Seemingly unconcerned with the consequences of flouting the law, even as one of the country’s top regulators bears down on them, the Cardiffs have continued to disobey court orders.

This prompted the FTC to file a second show cause motion early last month.

In their filing, the FTC alleged

the Cardiffs continue to disobey the Court’s Orders by spending on leases for a Bentley, Porsche, and Range Rover, as well as eye-popping credit card bills for nonessential expenses such as private elementary school tuition, restaurant meals, spa treatments and manicures, taekwondo lessons, ride sharing (notwithstanding their multiple leased vehicles), and dog grooming.

In an attempt to explain away their lavish spending, the Cardiffs alleged the funds were sourced from Jason’s father.

Under oath however, Gerald Cardiff admitted he hadn’t worked for ten years and relies on Jason to pay his rent.

On March 31st the court ruled on the FTC’s motion, finding the Cardiffs were in contempt.

The Court easily finds the Cardiffs in contempt of the Court’s TRO and PI.

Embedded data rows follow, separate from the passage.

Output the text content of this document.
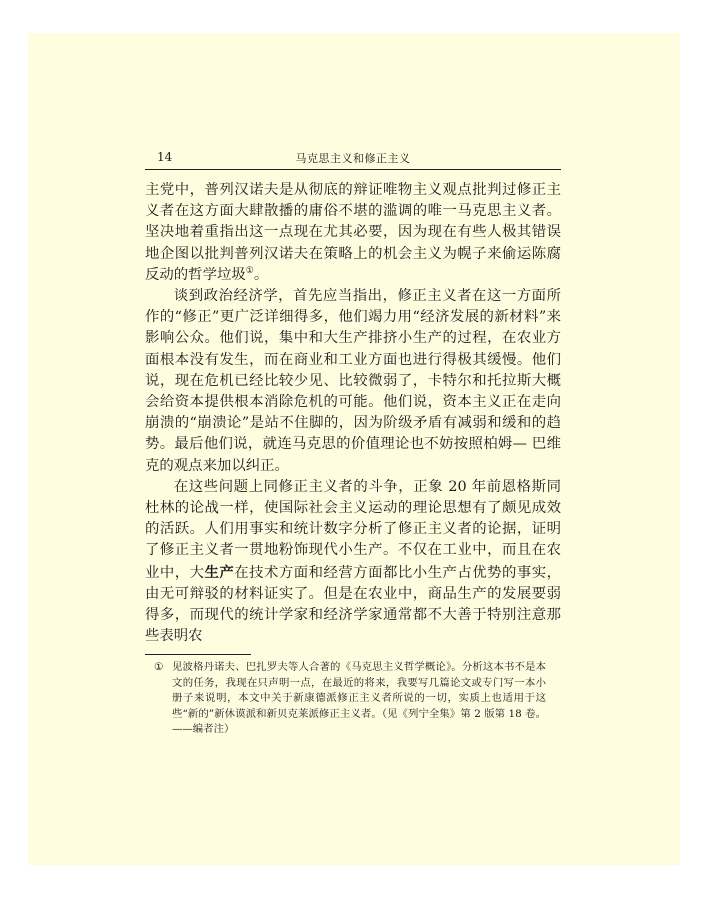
14	马克思主义和修正主义

主党中，普列汉诺夫是从彻底的辩证唯物主义观点批判过修正主义者在这方面大肆散播的庸俗不堪的滥调的唯一马克思主义者。坚决地着重指出这一点现在尤其必要，因为现在有些人极其错误地企图以批判普列汉诺夫在策略上的机会主义为幌子来偷运陈腐反动的哲学垃圾①。

谈到政治经济学，首先应当指出，修正主义者在这一方面所作的“修正”更广泛详细得多，他们竭力用“经济发展的新材料”来影响公众。他们说，集中和大生产排挤小生产的过程，在农业方面根本没有发生，而在商业和工业方面也进行得极其缓慢。他们说，现在危机已经比较少见、比较微弱了，卡特尔和托拉斯大概会给资本提供根本消除危机的可能。他们说，资本主义正在走向崩溃的“崩溃论”是站不住脚的，因为阶级矛盾有减弱和缓和的趋势。最后他们说，就连马克思的价值理论也不妨按照柏姆— 巴维克的观点来加以纠正。

在这些问题上同修正主义者的斗争，正象 20 年前恩格斯同杜林的论战一样，使国际社会主义运动的理论思想有了颇见成效的活跃。人们用事实和统计数字分析了修正主义者的论据，证明了修正主义者一贯地粉饰现代小生产。不仅在工业中，而且在农业中，大生产在技术方面和经营方面都比小生产占优势的事实，由无可辩驳的材料证实了。但是在农业中，商品生产的发展要弱得多，而现代的统计学家和经济学家通常都不大善于特别注意那些表明农

① 见波格丹诺夫、巴扎罗夫等人合著的《马克思主义哲学概论》。分析这本书不是本文的任务，我现在只声明一点，在最近的将来，我要写几篇论文或专门写一本小册子来说明，本文中关于新康德派修正主义者所说的一切，实质上也适用于这些“新的”新休谟派和新贝克莱派修正主义者。（见《列宁全集》第 2 版第 18 卷。——编者注）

The Cardiffs do not dispute that they have incurred nearly $17,000 per month in expenses, a substantial amount of which the Court determines are non-essential expenses.

They do not dispute that they are using funds from Gerald Cardiff to pay for these non-essential expenses. And they allege that, despite spending $38,604 over eight months on three luxury car lease payments (seemingly for two adults and a second grader), they lacked the cash flow to pay their $12,000 monthly mortgage.

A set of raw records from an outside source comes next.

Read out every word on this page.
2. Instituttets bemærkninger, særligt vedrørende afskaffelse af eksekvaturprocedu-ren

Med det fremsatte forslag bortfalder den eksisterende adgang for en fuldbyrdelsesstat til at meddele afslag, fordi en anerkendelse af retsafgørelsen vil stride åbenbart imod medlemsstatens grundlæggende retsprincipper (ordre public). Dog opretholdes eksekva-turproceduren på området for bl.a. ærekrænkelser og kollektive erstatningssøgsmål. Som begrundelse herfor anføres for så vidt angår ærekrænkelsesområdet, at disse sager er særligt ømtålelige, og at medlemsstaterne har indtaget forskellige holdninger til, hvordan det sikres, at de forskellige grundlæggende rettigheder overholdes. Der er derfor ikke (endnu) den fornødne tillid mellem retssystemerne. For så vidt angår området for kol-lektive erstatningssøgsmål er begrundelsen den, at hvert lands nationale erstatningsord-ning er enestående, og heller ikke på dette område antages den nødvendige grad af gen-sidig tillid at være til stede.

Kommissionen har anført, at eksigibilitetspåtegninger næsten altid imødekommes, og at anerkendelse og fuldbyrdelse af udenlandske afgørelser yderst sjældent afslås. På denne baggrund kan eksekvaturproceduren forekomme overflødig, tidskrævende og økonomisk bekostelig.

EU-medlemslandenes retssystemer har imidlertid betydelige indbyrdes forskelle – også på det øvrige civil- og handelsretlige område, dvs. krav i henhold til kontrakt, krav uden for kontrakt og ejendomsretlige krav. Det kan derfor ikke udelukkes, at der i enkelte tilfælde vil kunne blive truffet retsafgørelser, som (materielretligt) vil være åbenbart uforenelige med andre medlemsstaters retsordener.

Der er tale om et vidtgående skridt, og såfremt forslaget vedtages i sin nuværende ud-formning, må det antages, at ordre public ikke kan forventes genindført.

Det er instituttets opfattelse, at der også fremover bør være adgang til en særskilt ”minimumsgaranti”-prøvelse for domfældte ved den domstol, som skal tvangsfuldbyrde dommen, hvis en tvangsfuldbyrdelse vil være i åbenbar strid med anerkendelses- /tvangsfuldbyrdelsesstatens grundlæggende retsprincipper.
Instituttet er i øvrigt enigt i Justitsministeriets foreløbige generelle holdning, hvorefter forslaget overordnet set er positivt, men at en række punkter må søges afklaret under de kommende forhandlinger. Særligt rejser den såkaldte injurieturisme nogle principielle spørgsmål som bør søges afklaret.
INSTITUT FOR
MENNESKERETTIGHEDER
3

The Court has already determined that the Cardiffs are “totally unbelievable,” “lied” to the Court, and “worked in concert with each other and with others to avoid, violate the conditions of the orders of the Court.”

Nothing about the Cardiffs’ behavior appears to have changed.

Getting slammed in court and called out as liars. Ouch.

Under normal circumstances the Cardiffs would be sent to prison until they satisfied conditions set out in the court order.

Unfortunately we’re not currently living under normal circumstances.

The Court notes as a factor weighing against incarceration at this time the unprecedented circumstance of COVID19 as a global pandemic, and the growing concern of rapid spread within correctional facilities.

So for now the Cardiffs dodge prison time. Nonetheless, they still have to comply with the following orders;

  • identify the actual source of each and every deposit into their current cash-funded credit account (including alleged Gerald Cardiff deposits);
  • turn over identified assets to the Redwood Receiver; and
  • repay the Receivership for missed mortgage payments (~$12,000).

The court has warned the Cardiffs that should the above orders not be complied with,

any subsequent contempt order against the Cardiffs could include, but not necessarily be limited to, incarceration until they purge themselves of their contempt.

Will the threat of contracting COVID-19 in prison finally see the Cardiffs play ball? Stay tuned!

Oh and as far as I know, the Redwood Scientific Technologies trial is still on track for October 20th.

 

Update 16th April 2020 – On April 7th the Cardiff’s informed the court they’ve filed an appeal against the contempt ruling in the Ninth Circuit.